C'est sur ces mots audacieux que commence la belle aventure du jeune Karim sous le maillot lyonnais. Deux ans plus tard, il a joint les actes à la parole et entame la saison 2007-2008 en tant qu'attaquant titulaire du sextuple champion de France. Bien entendu, le culot n'est pas le seul atout qui a permis à Benzema de s'installer à la pointe de l'attaque des Gones. S'il affole aujourd'hui toutes les défenses françaises, c'est avant tout à son talent qu'il le doit.

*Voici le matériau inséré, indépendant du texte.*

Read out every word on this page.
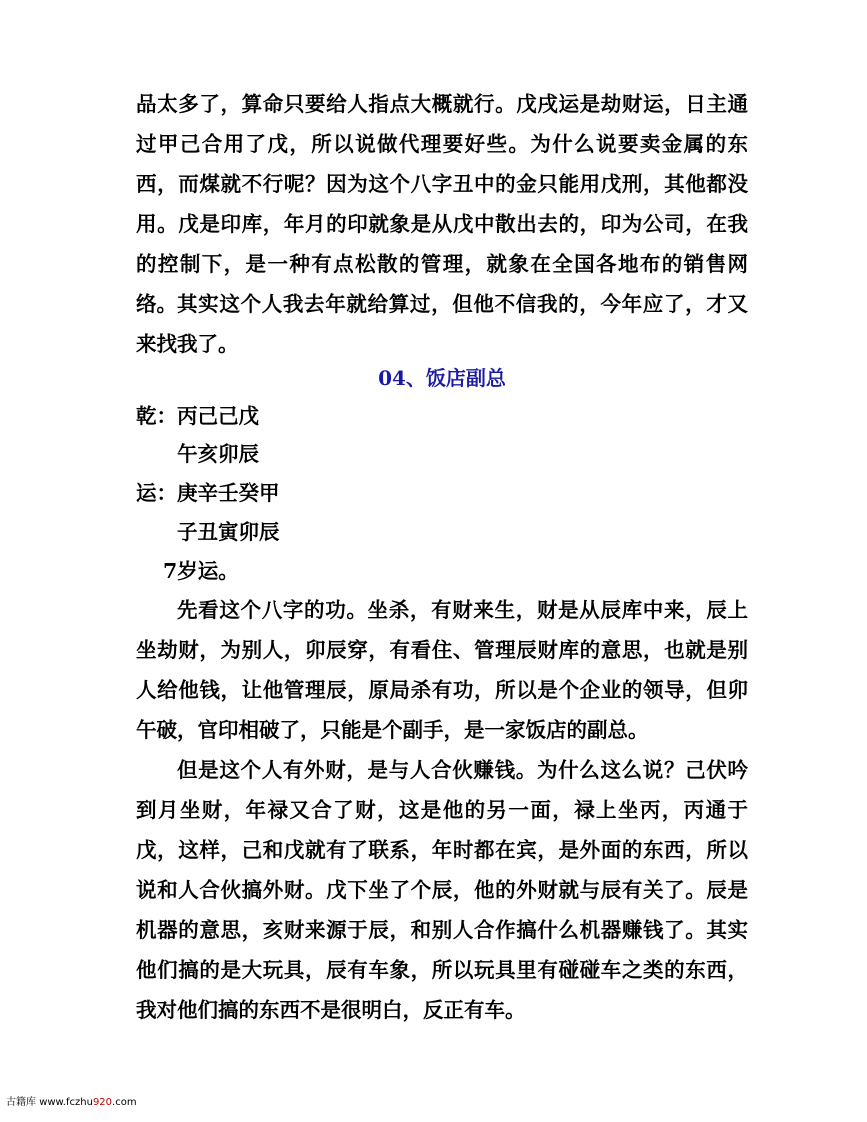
品太多了，算命只要给人指点大概就行。戊戌运是劫财运，日主通过甲己合用了戊，所以说做代理要好些。为什么说要卖金属的东西，而煤就不行呢？因为这个八字丑中的金只能用戊刑，其他都没用。戊是印库，年月的印就象是从戊中散出去的，印为公司，在我的控制下，是一种有点松散的管理，就象在全国各地布的销售网络。 其实这个人我去年就给算过，但他不信我的，今年应了，才又来找我了。

04、饭店副总

乾：丙己己戊
午亥卯辰
运：庚辛壬癸甲
子丑寅卯辰
7岁运。

先看这个八字的功。坐杀，有财来生，财是从辰库中来，辰上坐劫财，为别人，卯辰穿，有看住、管理辰财库的意思，也就是别人给他钱，让他管理辰，原局杀有功，所以是个企业的领导，但卯午破，官印相破了，只能是个副手，是一家饭店的副总。

但是这个人有外财，是与人合伙赚钱。为什么这么说？己伏吟到月坐财，年禄又合了财，这是他的另一面，禄上坐丙，丙通于戊，这样，己和戊就有了联系，年时都在宾，是外面的东西，所以说和人合伙搞外财。戊下坐了个辰，他的外财就与辰有关了。辰是机器的意思，亥财来源于辰，和别人合作搞什么机器赚钱了。其实他们搞的是大玩具，辰有车象，所以玩具里有碰碰车之类的东西，我对他们搞的东西不是很明白，反正有车。

古籍库 www.fczhu920.com
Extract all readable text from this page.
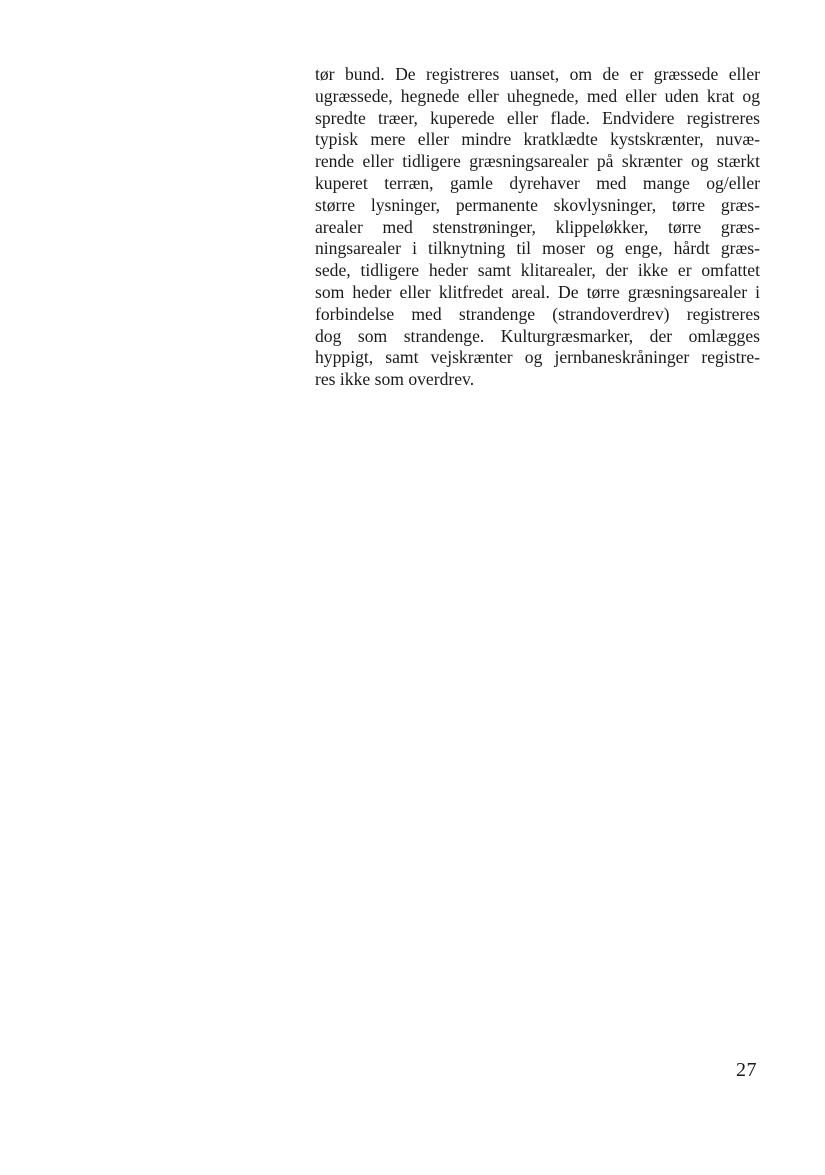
tør bund. De registreres uanset, om de er græssede eller
ugræssede, hegnede eller uhegnede, med eller uden krat og
spredte træer, kuperede eller flade. Endvidere registreres
typisk mere eller mindre kratklædte kystskrænter, nuvæ-
rende eller tidligere græsningsarealer på skrænter og stærkt
kuperet terræn, gamle dyrehaver med mange og/eller
større lysninger, permanente skovlysninger, tørre græs-
arealer med stenstrøninger, klippeløkker, tørre græs-
ningsarealer i tilknytning til moser og enge, hårdt græs-
sede, tidligere heder samt klitarealer, der ikke er omfattet
som heder eller klitfredet areal. De tørre græsningsarealer i
forbindelse med strandenge (strandoverdrev) registreres
dog som strandenge. Kulturgræsmarker, der omlægges
hyppigt, samt vejskrænter og jernbaneskråninger registre-
res ikke som overdrev.
27
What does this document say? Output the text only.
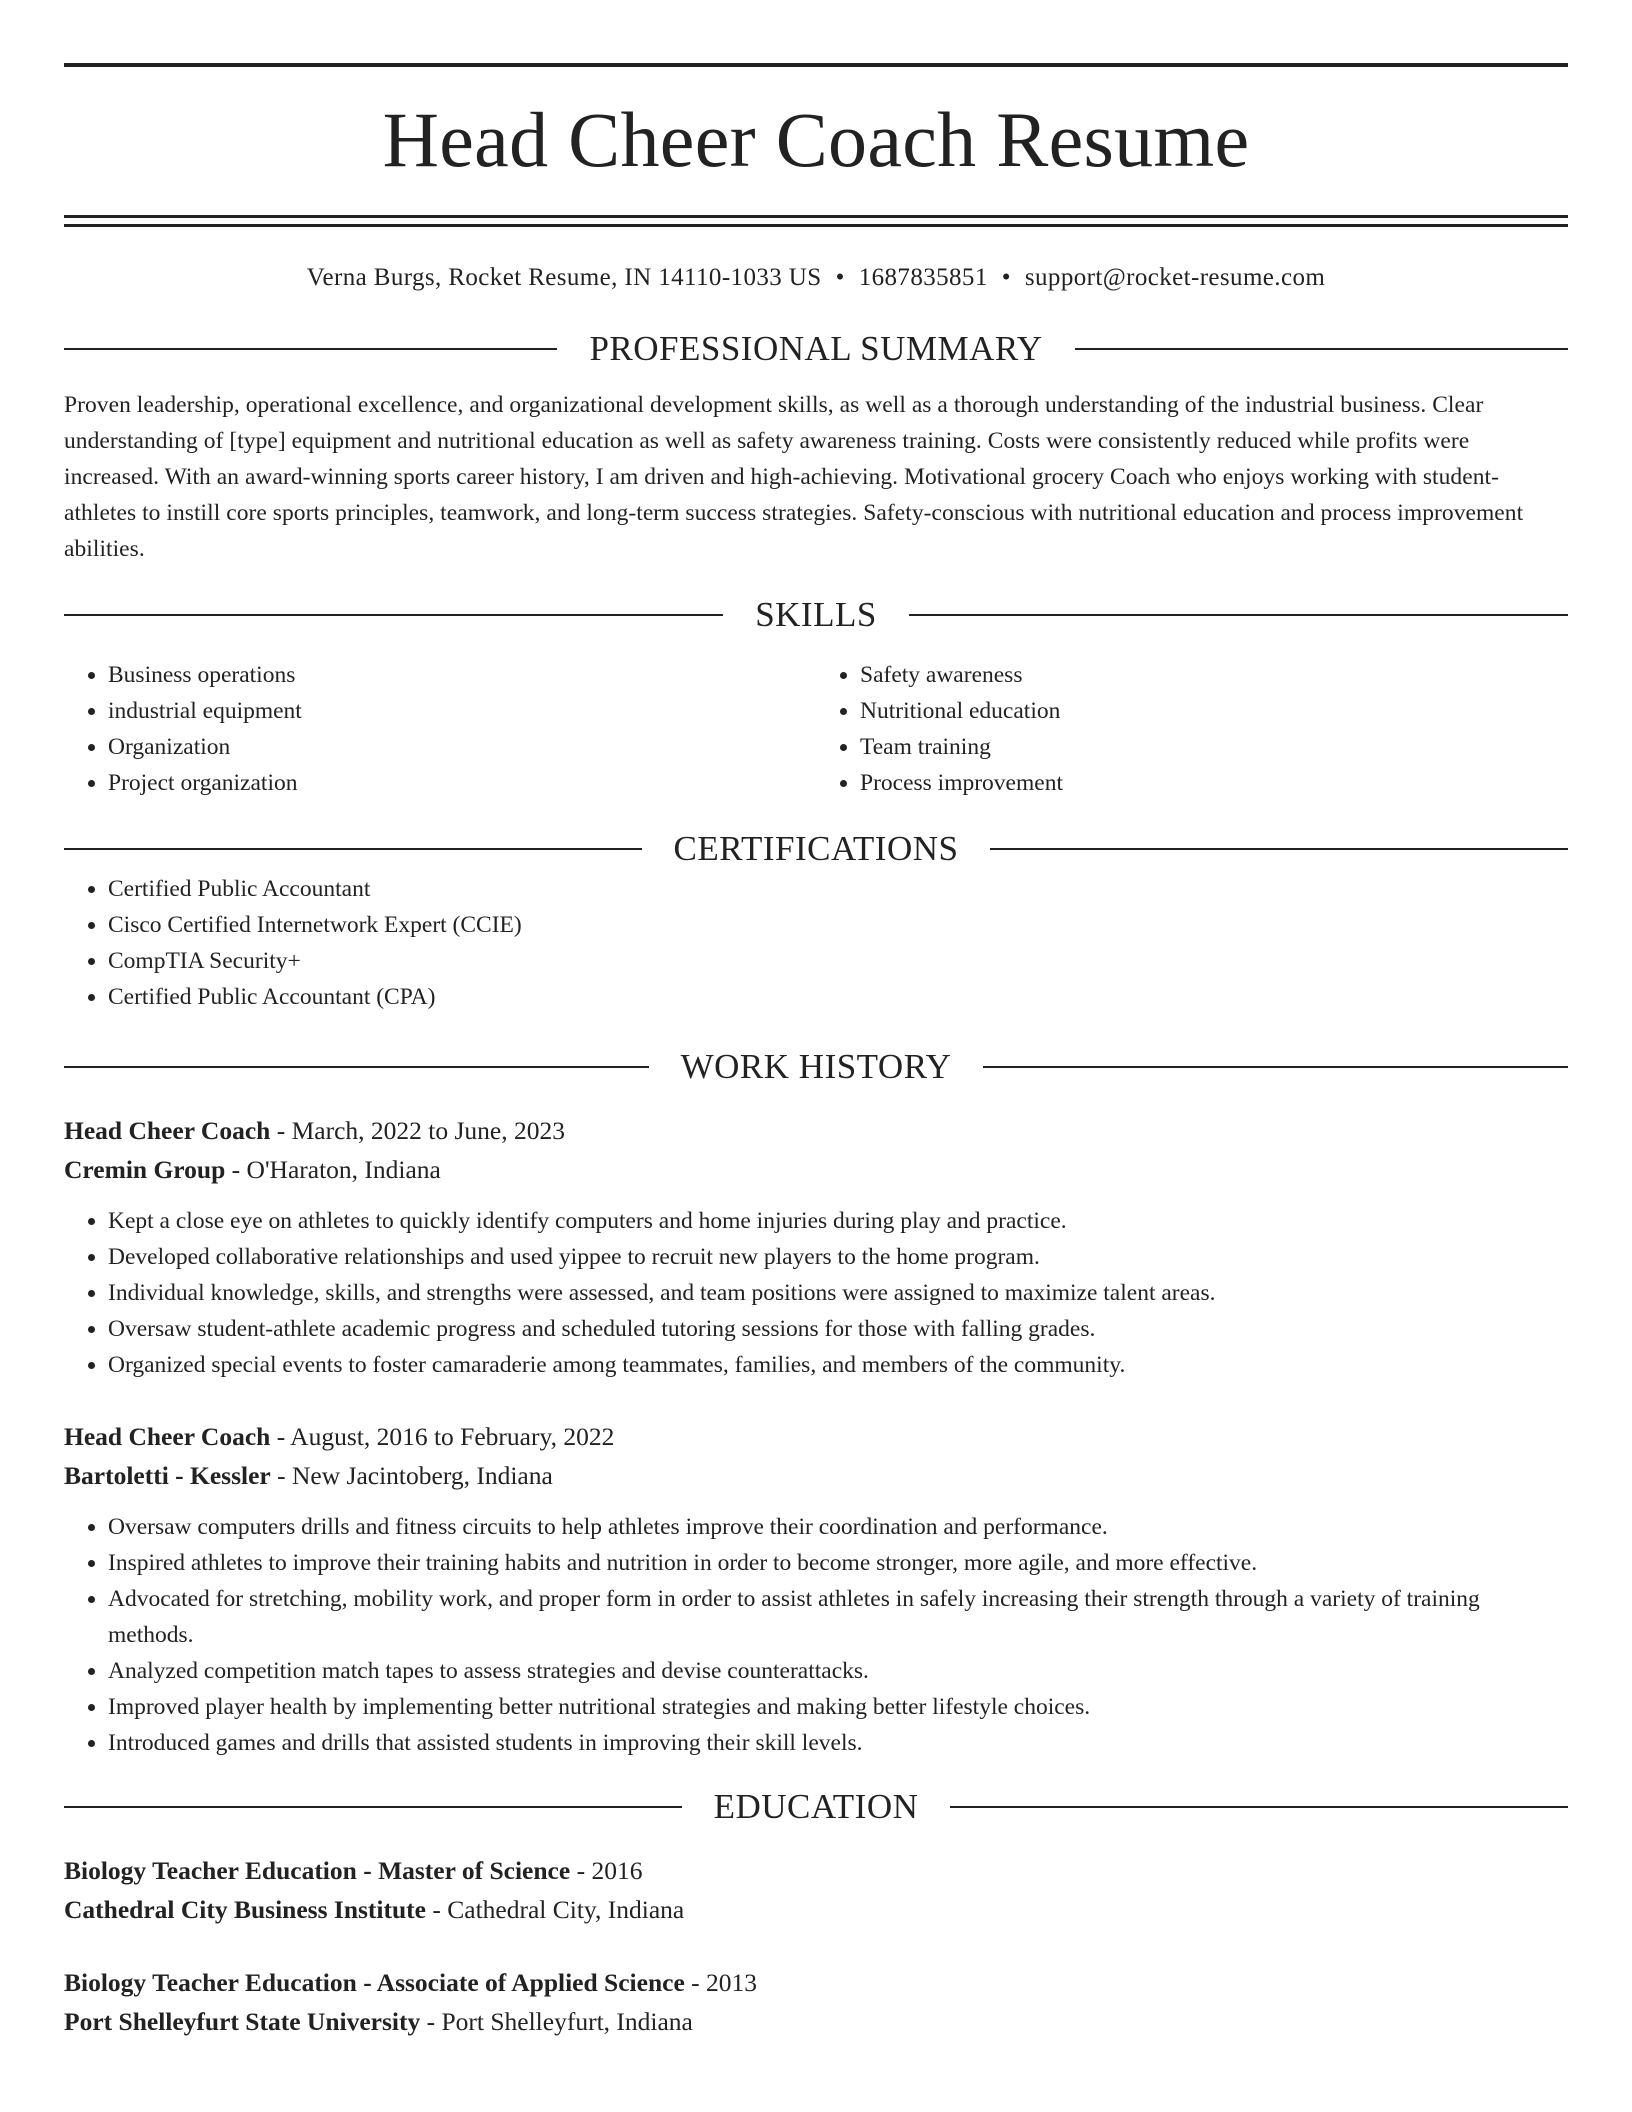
Head Cheer Coach Resume
Verna Burgs, Rocket Resume, IN 14110-1033 US • 1687835851 • support@rocket-resume.com
PROFESSIONAL SUMMARY
Proven leadership, operational excellence, and organizational development skills, as well as a thorough understanding of the industrial business. Clear understanding of [type] equipment and nutritional education as well as safety awareness training. Costs were consistently reduced while profits were increased. With an award-winning sports career history, I am driven and high-achieving. Motivational grocery Coach who enjoys working with student-athletes to instill core sports principles, teamwork, and long-term success strategies. Safety-conscious with nutritional education and process improvement abilities.
SKILLS
• Business operations
• industrial equipment
• Organization
• Project organization
• Safety awareness
• Nutritional education
• Team training
• Process improvement
CERTIFICATIONS
• Certified Public Accountant
• Cisco Certified Internetwork Expert (CCIE)
• CompTIA Security+
• Certified Public Accountant (CPA)
WORK HISTORY
Head Cheer Coach - March, 2022 to June, 2023
Cremin Group - O'Haraton, Indiana
• Kept a close eye on athletes to quickly identify computers and home injuries during play and practice.
• Developed collaborative relationships and used yippee to recruit new players to the home program.
• Individual knowledge, skills, and strengths were assessed, and team positions were assigned to maximize talent areas.
• Oversaw student-athlete academic progress and scheduled tutoring sessions for those with falling grades.
• Organized special events to foster camaraderie among teammates, families, and members of the community.
Head Cheer Coach - August, 2016 to February, 2022
Bartoletti - Kessler - New Jacintoberg, Indiana
• Oversaw computers drills and fitness circuits to help athletes improve their coordination and performance.
• Inspired athletes to improve their training habits and nutrition in order to become stronger, more agile, and more effective.
• Advocated for stretching, mobility work, and proper form in order to assist athletes in safely increasing their strength through a variety of training methods.
• Analyzed competition match tapes to assess strategies and devise counterattacks.
• Improved player health by implementing better nutritional strategies and making better lifestyle choices.
• Introduced games and drills that assisted students in improving their skill levels.
EDUCATION
Biology Teacher Education - Master of Science - 2016
Cathedral City Business Institute - Cathedral City, Indiana
Biology Teacher Education - Associate of Applied Science - 2013
Port Shelleyfurt State University - Port Shelleyfurt, Indiana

Aperçues de manière irrégulière lors des deux dernières saisons, les qualités de Benzema éclatent au grand jour en ce début de saison. Sur les 14 buts inscrits en ligue 1 depuis ses débuts, huit ont été inscrits lors de ses huit derniers matches ! Une efficacité jamais vue dans l'Hexagone depuis 1999-2000 et un certain David Trezeguet.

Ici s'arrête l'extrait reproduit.